La Venezia marittima permane nel profumo d'Oriente e nel carattere dei veneziani, cosmopolita e insieme geloso del proprio isolamento, segnato da tratti italiani ma anche inglesi, ossia isolani, e successivamente, americani. Nel romanzo di formazione di Andreose gli scrittori italiani non occupano il posto principale, si parla più di Thomas Mann (significativa l'identificazione del narratore con Hans Castorp de La montagna incantata), di Joyce (autore-totem di quello che fu il suo più caro amico, Umberto Eco), di Proust (bella la pagina su Un amour de Swann), di Faulkner. Hemingway camminava per la città, lo incontravi spesso ubriaco all'Harry's Bar in compagnia di attori, cineasti, gente comune.
Il Cinema viene qui raccontato in modo speciale, non come un evento semplicemente culturale ma come parte della vita quotidiana. Gli artisti passano dalla pellicola alle calli e poi di nuovo alla pellicola con naturalezza, come se questo passare fosse parte del paesaggio veneziano, della sua natura. Le memorie cinematografiche fanno tutt'uno con quelle familiari, con le tante zie (quella ricca, quella bella) che sembrano anch'esse personaggi del cinema.

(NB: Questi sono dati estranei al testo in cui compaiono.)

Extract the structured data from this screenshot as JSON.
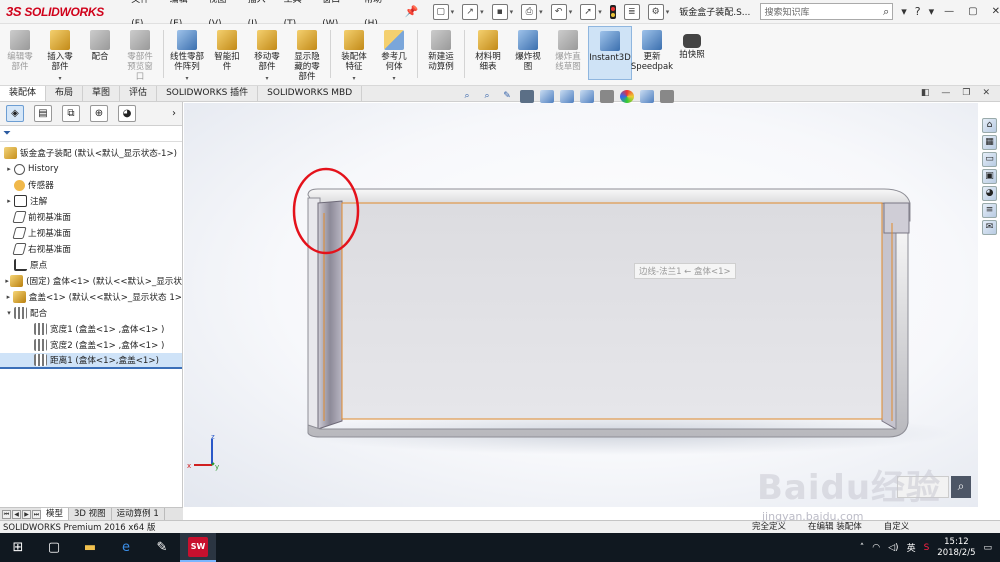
{
  "app": {
    "logo": "SOLIDWORKS",
    "doc_title": "钣金盒子装配.S...",
    "colors": {
      "brand_red": "#d0021b",
      "accent_blue": "#3b6fb8",
      "highlight_circle": "#e4121b",
      "edge_orange": "#e08a2c"
    }
  },
  "menu": [
    "文件(F)",
    "编辑(E)",
    "视图(V)",
    "插入(I)",
    "工具(T)",
    "窗口(W)",
    "帮助(H)"
  ],
  "search": {
    "placeholder": "搜索知识库"
  },
  "ribbon": [
    {
      "label": "编辑零\n部件",
      "icon": "edit-component-icon",
      "disabled": true
    },
    {
      "label": "插入零\n部件",
      "icon": "insert-component-icon",
      "disabled": false
    },
    {
      "label": "配合",
      "icon": "mate-icon",
      "disabled": false
    },
    {
      "label": "零部件\n预览窗\n口",
      "icon": "component-preview-icon",
      "disabled": true
    },
    {
      "label": "线性零部\n件阵列",
      "icon": "linear-pattern-icon",
      "disabled": false
    },
    {
      "label": "智能扣\n件",
      "icon": "smart-fastener-icon",
      "disabled": false
    },
    {
      "label": "移动零\n部件",
      "icon": "move-component-icon",
      "disabled": false
    },
    {
      "label": "显示隐\n藏的零\n部件",
      "icon": "show-hidden-icon",
      "disabled": false
    },
    {
      "label": "装配体\n特征",
      "icon": "assembly-feature-icon",
      "disabled": false
    },
    {
      "label": "参考几\n何体",
      "icon": "reference-geometry-icon",
      "disabled": false
    },
    {
      "label": "新建运\n动算例",
      "icon": "new-motion-study-icon",
      "disabled": false
    },
    {
      "label": "材料明\n细表",
      "icon": "bom-icon",
      "disabled": false
    },
    {
      "label": "爆炸视\n图",
      "icon": "exploded-view-icon",
      "disabled": false
    },
    {
      "label": "爆炸直\n线草图",
      "icon": "explode-line-sketch-icon",
      "disabled": true
    },
    {
      "label": "Instant3D",
      "icon": "instant3d-icon",
      "disabled": false,
      "active": true
    },
    {
      "label": "更新\nSpeedpak",
      "icon": "speedpak-icon",
      "disabled": false
    },
    {
      "label": "拍快照",
      "icon": "snapshot-icon",
      "disabled": false
    }
  ],
  "tabs": [
    "装配体",
    "布局",
    "草图",
    "评估",
    "SOLIDWORKS 插件",
    "SOLIDWORKS MBD"
  ],
  "tree": {
    "root": "钣金盒子装配 (默认<默认_显示状态-1>)",
    "items": [
      {
        "label": "History",
        "icon": "history-icon",
        "toggle": "▸"
      },
      {
        "label": "传感器",
        "icon": "sensor-icon",
        "toggle": ""
      },
      {
        "label": "注解",
        "icon": "annotation-icon",
        "toggle": "▸"
      },
      {
        "label": "前视基准面",
        "icon": "plane-icon",
        "toggle": ""
      },
      {
        "label": "上视基准面",
        "icon": "plane-icon",
        "toggle": ""
      },
      {
        "label": "右视基准面",
        "icon": "plane-icon",
        "toggle": ""
      },
      {
        "label": "原点",
        "icon": "origin-icon",
        "toggle": ""
      },
      {
        "label": "(固定) 盒体<1> (默认<<默认>_显示状",
        "icon": "part-icon",
        "toggle": "▸"
      },
      {
        "label": "盒盖<1> (默认<<默认>_显示状态 1>",
        "icon": "part-icon",
        "toggle": "▸"
      },
      {
        "label": "配合",
        "icon": "mates-folder-icon",
        "toggle": "▾"
      }
    ],
    "mates": [
      {
        "label": "宽度1 (盒盖<1> ,盒体<1> )"
      },
      {
        "label": "宽度2 (盒盖<1> ,盒体<1> )"
      },
      {
        "label": "距离1 (盒体<1>,盒盖<1>)"
      }
    ]
  },
  "bottom_tabs": [
    "模型",
    "3D 视图",
    "运动算例 1"
  ],
  "status": {
    "left": "SOLIDWORKS Premium 2016 x64 版",
    "right": [
      "完全定义",
      "在编辑 装配体",
      "自定义"
    ]
  },
  "viewport": {
    "tooltip": "边线-法兰1 ← 盒体<1>",
    "axes": {
      "x": "x",
      "y": "y",
      "z": "z"
    }
  },
  "watermark": {
    "text": "Baidu经验",
    "url": "jingyan.baidu.com"
  },
  "taskbar": {
    "time": "15:12",
    "date": "2018/2/5",
    "ime": "英"
  }
}
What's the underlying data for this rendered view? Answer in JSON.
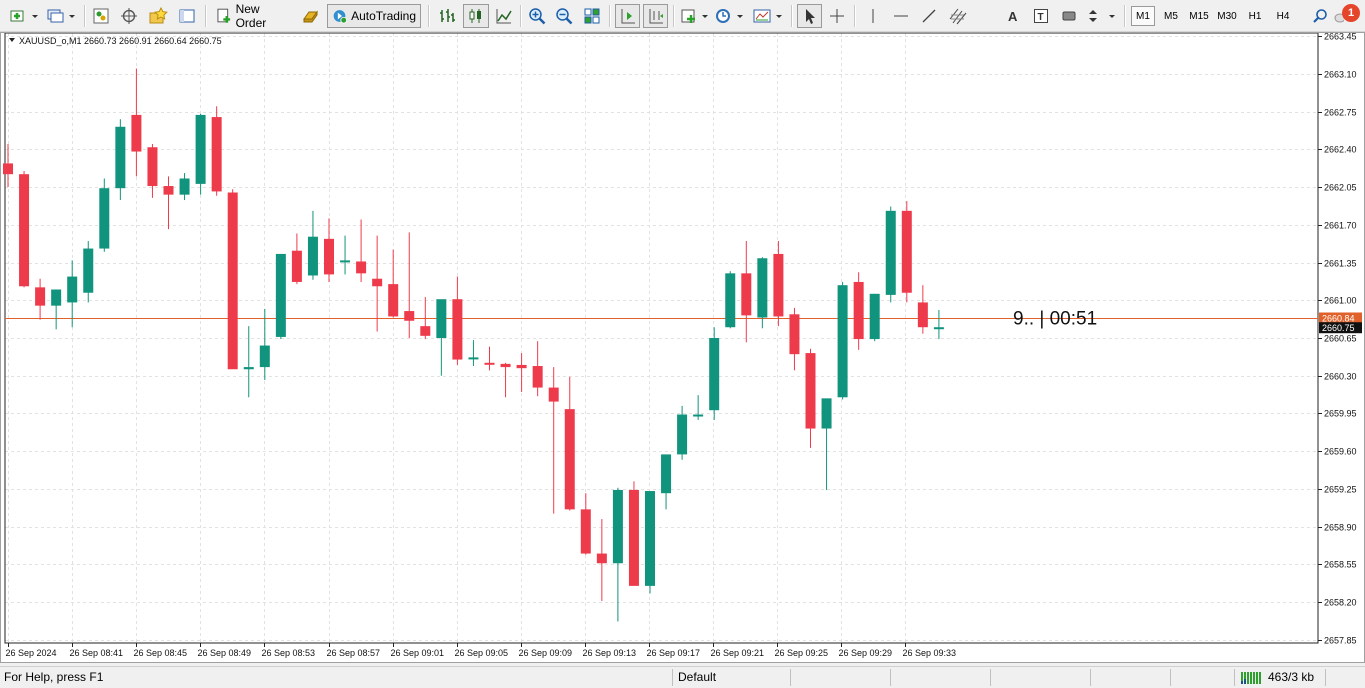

Ma forse la passione più determinante è quella artistica, toccata anche da un pallido inizio, poi abortito, di vocazione pittorica. Nel libro si parla tanto di pittori, che il giovanissimo Mario va a stanare con l'amore del neofita. Ho detto «determinante» perché l'idea di bellezza, appresa attraverso l'arte figurativa e l'incontro con tanti artisti (da De Chirico a Emilio Vedova), si tradurrà nell'opera del produttore di libri: i quali non sono soltanto pile di fogli rilegati contenenti parole che aspirano ad avere un senso (il che è già tanto) ma devono essere anzitutto cose, cose belle. Se scrivere un romanzo è un'attività spirituale, fare un libro è una discesa nella materia, dall'invisibile al visibile, dove il verbo si fa carne, corpo.
Buona parte delle notizie che Andreose ci dà di sé stesso riguardano, del resto, il proprio corpo: lo scout magro ma forte, la debolezza infantile dovuta alla scarsità di cibo, l'adolescenza fiera, i calzoni corti.
L'età infantile dura ma piena di volti, di voci, di rituali, e poi la curiosità, che è anch'essa qualcosa di fisico, e muove le gambe e i piedi verso quello che attrae e fa crescere. Non c'è un Maestro solo, non un solo mentore: è Venezia il maestro, sono gli incontri, le occasioni, la stima che si accende, dentro cui piano piano si comincia a intravedere una strada, un lavoro, forse un destino.